2022: Macron, Draghi or Soltz? Europe is looking for its new leader

Emanuel Macron, Mario Draghi the Olaf Solts; A dilemma is the person who will be able to replace her Angela Merkel in her locomotive Of Europe. The 2022 race for European leadership has begun, analysts say, and expectations are in danger of being dashed.

Finally, it is it is possible that no leader currently has the ability to lead on his own, given the challenges facing the European Union:

  • Retreat of the rule of law within it,
  • risk of geopolitical marginalization,
  • consequences of Brexit.

Merkel sealed Europe by implementing it management of peak mitigation and thus contributing to maintaining cohesion through the long series of crises that the EU has gone through. “He is considered the de facto leader of the European Union and the free world”, commented on his blog Sebastian Reiche, professor at the IESE University of Navarra.

According to a recent poll by the think tank European Council on Foreign Relations, 41% of Europeans would vote, if they could, for Merkel as president of Europe, compared to only 14% for Macron.

Opportunity for Macron

The President of France is offered an opportunity with the springboard of the six-month French Presidency of the EU, which Paris will take over from 1 January.

Merkel’s departure “could give France’s vision for Europe a chance to unfold”, an ambition Emanuel Macron has had since arriving at the Palais des Champs-Elysees, according to an analysis by Alexandre Robinet-Borgomano published by the Institut Montaigne.

“President Macron leads the race” for Europe’s leadership, “at a time when his spontaneous attempts to give the European Union a clear political vision have so far stalled,” writes Helen Thompson, a Cambridge University professor, in a recent article in the New York Times.

Super Mario

In this context, the Franco-Italian treaty he signed with Mario Draghi did not go unnoticed, at a time when new alliances are being formed in post-Brexit Europe, according to the APE-MPE. Moreover, the Prime Minister of Italy, after his emblematic passage from the European Central Bank, is also considered a potential candidate for European leadership.
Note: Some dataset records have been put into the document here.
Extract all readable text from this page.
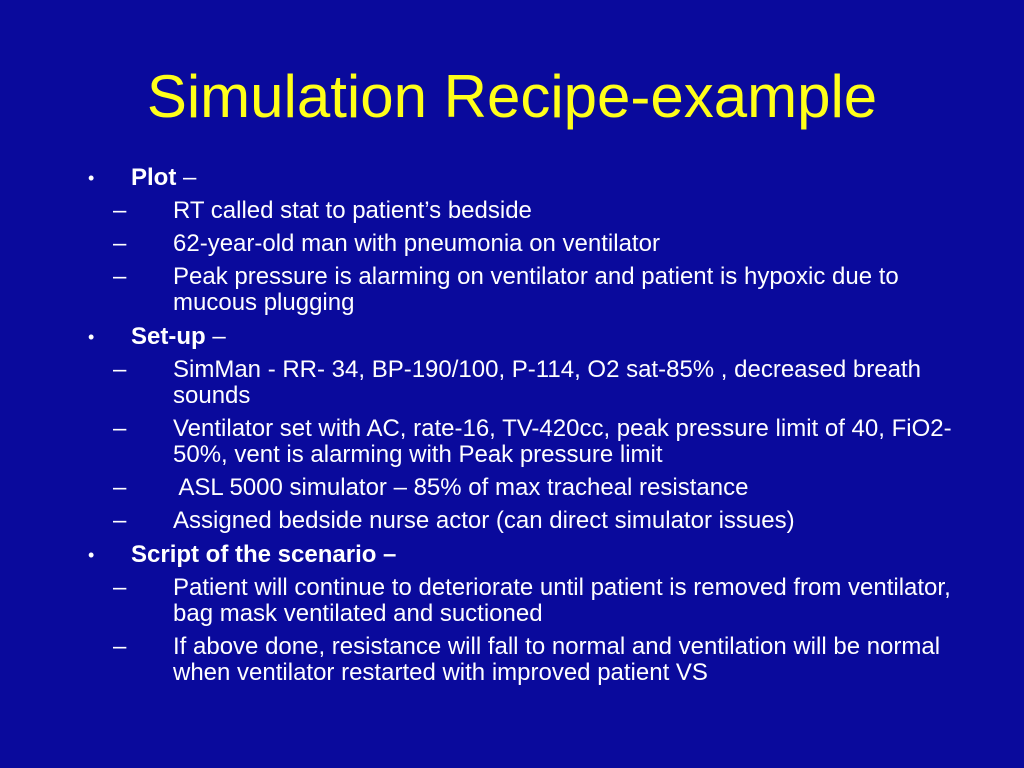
Simulation Recipe-example
• Plot –
– RT called stat to patient’s bedside
– 62-year-old man with pneumonia on ventilator
– Peak pressure is alarming on ventilator and patient is hypoxic due to mucous plugging
• Set-up –
– SimMan - RR- 34, BP-190/100, P-114, O2 sat-85% , decreased breath sounds
– Ventilator set with AC, rate-16, TV-420cc, peak pressure limit of 40, FiO2-50%, vent is alarming with Peak pressure limit
– ASL 5000 simulator – 85% of max tracheal resistance
– Assigned bedside nurse actor (can direct simulator issues)
• Script of the scenario –
– Patient will continue to deteriorate until patient is removed from ventilator, bag mask ventilated and suctioned
– If above done, resistance will fall to normal and ventilation will be normal when ventilator restarted with improved patient VS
“Mario Draghi could fill the gap left by Merkel as a consensus builder” in the EU “and, contrary to Merkel’s approach, we will be able to introduce new dynamism to European integration in the economic and defense sectors”, according to Nicoletta Pirozzi, think tank Istituto Affari Internazionali in Rome. However, Mario Draghi is likely to move to the Italian Presidency in 2022.

And the president of France has a difficult year ahead of him, having to face the presidential elections in the spring with an uncertain result.

Thus, France can be absorbed in internal political concerns that will hamper the development of the great European visions.

The “Greater Switzerland”

Olaf Solts

And Olaf Solz? In Germany, the so-called “Greater Switzerland” for its commitment to economic prosperity and its distancing from major international issues, a tendency of change is emerging.

“We want to increase the strategic sovereignty of the European Union” and better defend “common European interests”, the new coalition government said in a statement.

But for that to happen, Merkel’s successor will be needed to break with “Merkelism”, the “diplomacy” of the constant search for compromise, waiting in crises and prioritizing economic interests, even when it comes to relations with authoritarian regimes such as Russia and China.

Because this system is reaching its limits. “It will not be able to survive Merkel’s departure because it does not allow for a successful solution to Europe’s problems, such as pandemics, climate change and international geopolitical competition,” according to analysis by Piotr Buras and Jana Puglierin at ECFR (European Council of Foreign Relations).

Headless Europe?

Is Emanuel Macron, a supporter of the most radical solutions, the favorite right now?

“Even if a Macron leadership remains a possibility (…) it is not very likely” because of the difficulties it will have in consolidating the necessary alliances, warns Professor Sebastian Reiche. Paris (and not Berlin?) Is, in his opinion, responsible for suspicion that he wants to use Europe to defend mainly his own interests.

Helen Thompson is even more pessimistic. “The European Union has been weakened by the competition between the US and China, it is deeply divided internally and can not have leadership at the moment, no one will become the new one.” “Merkel,” said the Cambridge professor.

“The reality, to put it bluntly, is that neither the German chancellor nor the French government can lead Europe (…) and, in the absence of leadership, Europe is heading for stagnation,” he said.